It’s the most wonderful time of the year, and for those celebrating Kwanzaa, it won’t end when the clock strikes midnight on Christmas night. The week-long celebration, created by African American studies professor, activist and author Maulana Karenga in 1966, honors African American culture and culminates with a feast and gift-giving. Even if you don’t celebrate, get a sense of the holiday’s spirit using Pulse’s guide.
Date: Kwanzaa takes place each year from Dec. 26-Jan. 1.
Who Celebrates: The holiday was created to honor African American heritage, but it is estimated that 2 million people in the U.S. will celebrate Kwanzaa, including those of non-African descent. Millions more around the world also observe the holiday, particularly in western Africa. People who observe Kwanzaa may also celebrate Christmas.
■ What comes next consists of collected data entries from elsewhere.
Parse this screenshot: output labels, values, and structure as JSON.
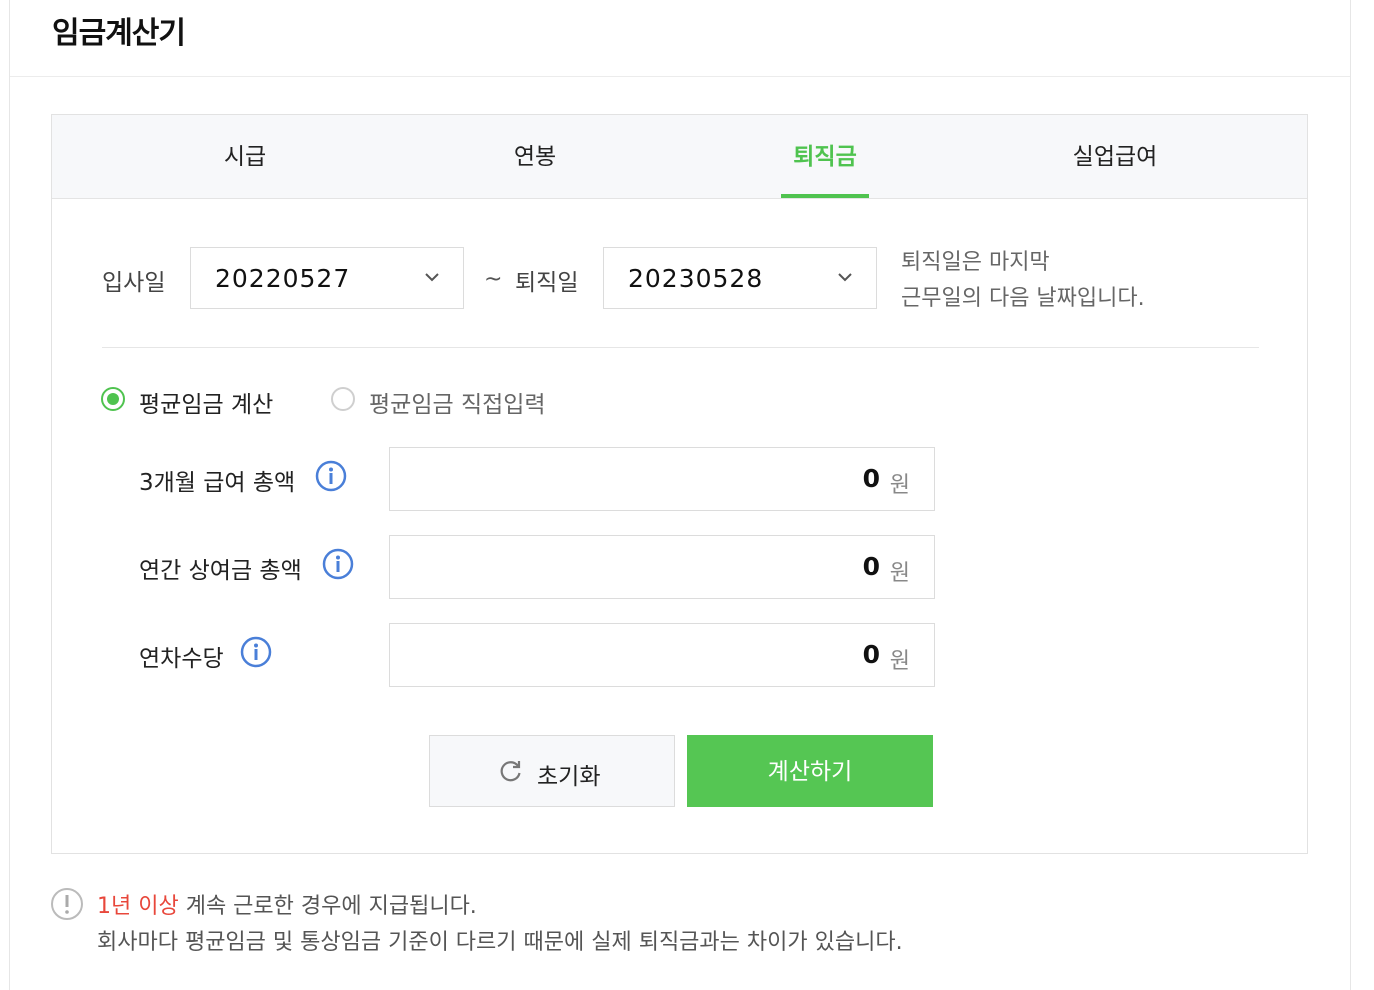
{
  "title": "임금계산기",
  "tabs": [
    {
      "label": "시급",
      "active": false
    },
    {
      "label": "연봉",
      "active": false
    },
    {
      "label": "퇴직금",
      "active": true
    },
    {
      "label": "실업급여",
      "active": false
    }
  ],
  "dates": {
    "start_label": "입사일",
    "start_value": "20220527",
    "tilde": "~",
    "end_label": "퇴직일",
    "end_value": "20230528",
    "note_line1": "퇴직일은 마지막",
    "note_line2": "근무일의 다음 날짜입니다."
  },
  "mode": {
    "option1": "평균임금 계산",
    "option2": "평균임금 직접입력",
    "selected": "option1"
  },
  "fields": [
    {
      "label": "3개월 급여 총액",
      "value": "0",
      "unit": "원"
    },
    {
      "label": "연간 상여금 총액",
      "value": "0",
      "unit": "원"
    },
    {
      "label": "연차수당",
      "value": "0",
      "unit": "원"
    }
  ],
  "buttons": {
    "reset": "초기화",
    "calculate": "계산하기"
  },
  "notice": {
    "highlight": "1년 이상",
    "line1_rest": " 계속 근로한 경우에 지급됩니다.",
    "line2": "회사마다 평균임금 및 통상임금 기준이 다르기 때문에 실제 퇴직금과는 차이가 있습니다."
  },
  "colors": {
    "accent": "#4fc34f",
    "warning": "#e8473b"
  }
}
History Lesson: Karenga created Kwanzaa, the first specifically African American holiday, during the black nationalist movement as a way to help African Americans re-discover their African heritage. The name Kwaanza is derived from the Swahili phrase matunda ya kwanza (first fruits).
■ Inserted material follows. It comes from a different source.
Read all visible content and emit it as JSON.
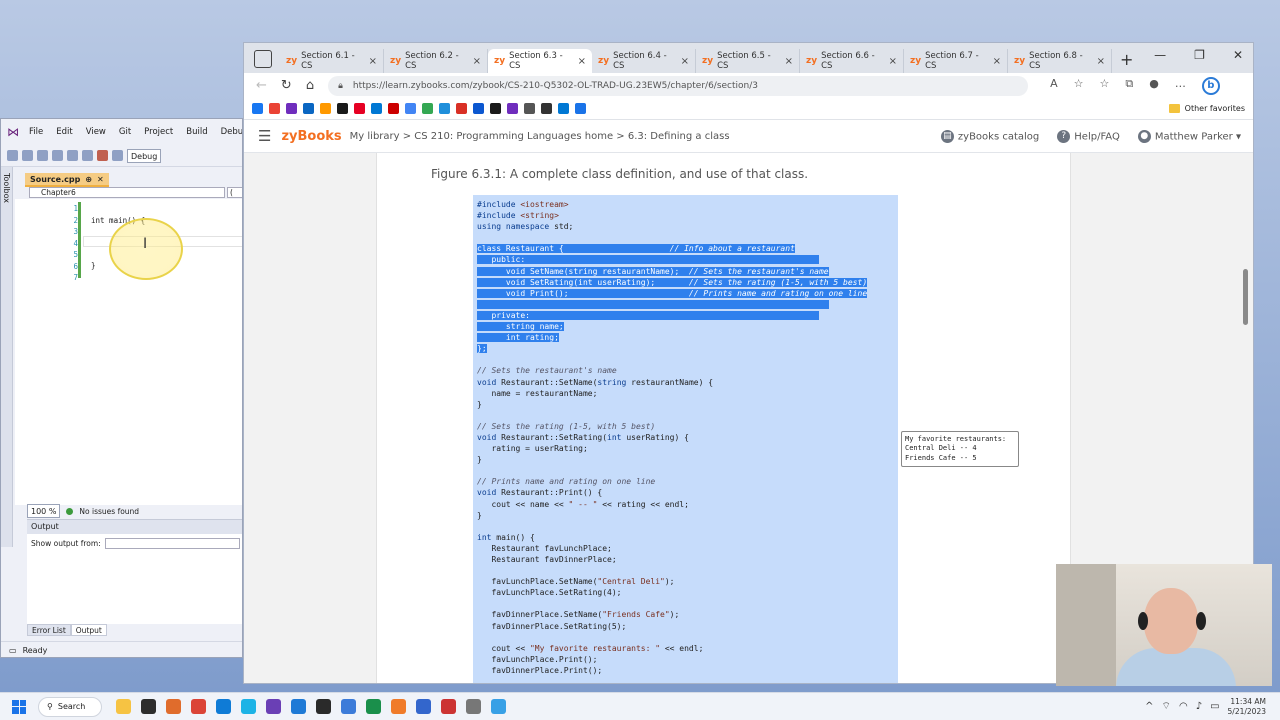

Seven Principles: Each day of Kwanzaa celebrates one of the seven principles or Nguzo Saba: Umoja (unity), Kujichagulia (self-determination), Ujima (collective work and responsibility), Ujamaa (cooperative economics), Nia (purpose), Kuumba (creativity) and Imani (faith).
Decor: Those celebrating Kwanzaa adorn their homes with corn, colorful arts and African cloths such as kente, which is made of silk and cotton fabric. A candle holder kinara with seven candles (three red, three green and one black) and a communal cup are also common items placed in the home.
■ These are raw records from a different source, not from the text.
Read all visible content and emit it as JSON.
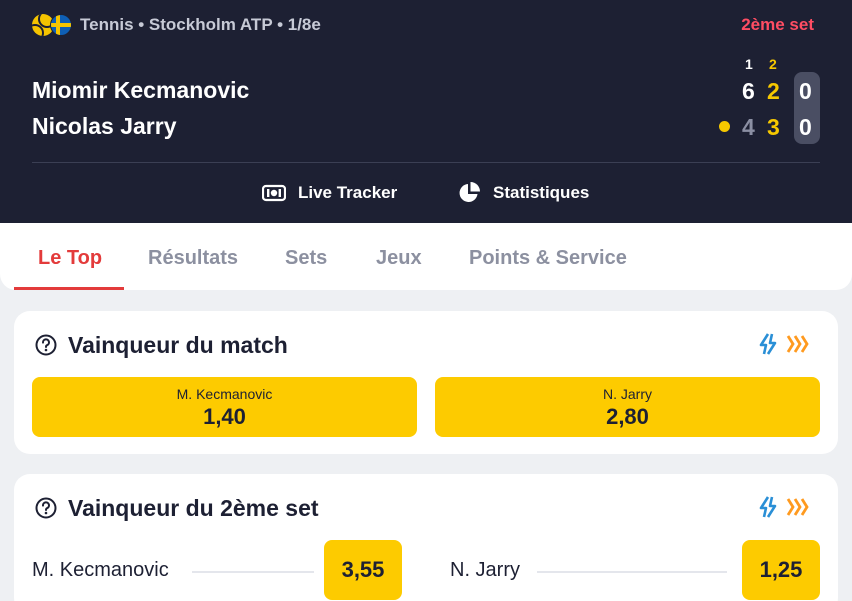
{
  "header": {
    "sport": "Tennis",
    "separator": "•",
    "competition": "Stockholm ATP",
    "round": "1/8e",
    "competition_line": "Tennis • Stockholm ATP • 1/8e",
    "set_status": "2ème set",
    "set_numbers": [
      "1",
      "2"
    ],
    "players": [
      {
        "name": "Miomir Kecmanovic",
        "set1": "6",
        "set2": "2",
        "games": "0",
        "serving": false
      },
      {
        "name": "Nicolas Jarry",
        "set1": "4",
        "set2": "3",
        "games": "0",
        "serving": true
      }
    ],
    "live_tracker_label": "Live Tracker",
    "statistics_label": "Statistiques"
  },
  "tabs": [
    "Le Top",
    "Résultats",
    "Sets",
    "Jeux",
    "Points & Service"
  ],
  "active_tab": "Le Top",
  "markets": [
    {
      "title": "Vainqueur du match",
      "outcomes": [
        {
          "name": "M. Kecmanovic",
          "odd": "1,40"
        },
        {
          "name": "N. Jarry",
          "odd": "2,80"
        }
      ]
    },
    {
      "title": "Vainqueur du 2ème set",
      "outcomes": [
        {
          "name": "M. Kecmanovic",
          "odd": "3,55"
        },
        {
          "name": "N. Jarry",
          "odd": "1,25"
        }
      ]
    }
  ],
  "colors": {
    "header_bg": "#1d2033",
    "accent_red": "#e33b3b",
    "odds_yellow": "#fdcb00",
    "score_yellow": "#f6c800",
    "live_status_red": "#ff4d63",
    "icon_blue": "#2a8fd6",
    "icon_orange": "#ff9a1f"
  },
  "icons": {
    "sport": "tennis-ball-icon",
    "country": "sweden-flag-icon",
    "live_tracker": "live-tracker-icon",
    "statistics": "pie-chart-icon",
    "help": "question-mark-icon",
    "cashout": "cashout-icon",
    "boost": "boost-chevrons-icon"
  }
}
Greetings: “A Joyous Kwanzaa” is the holiday greeting. During Kwaanza, people will often ask “Habari gani?” (What’s the news?) The answer is the day’s principle.
Traditions: The black candle is lit on the first day of Kwanzaa to signify those celebrating the holiday. Kwanzaa ceremonies typically include drumming, dance, food and drink and a recitation of the African Pledge.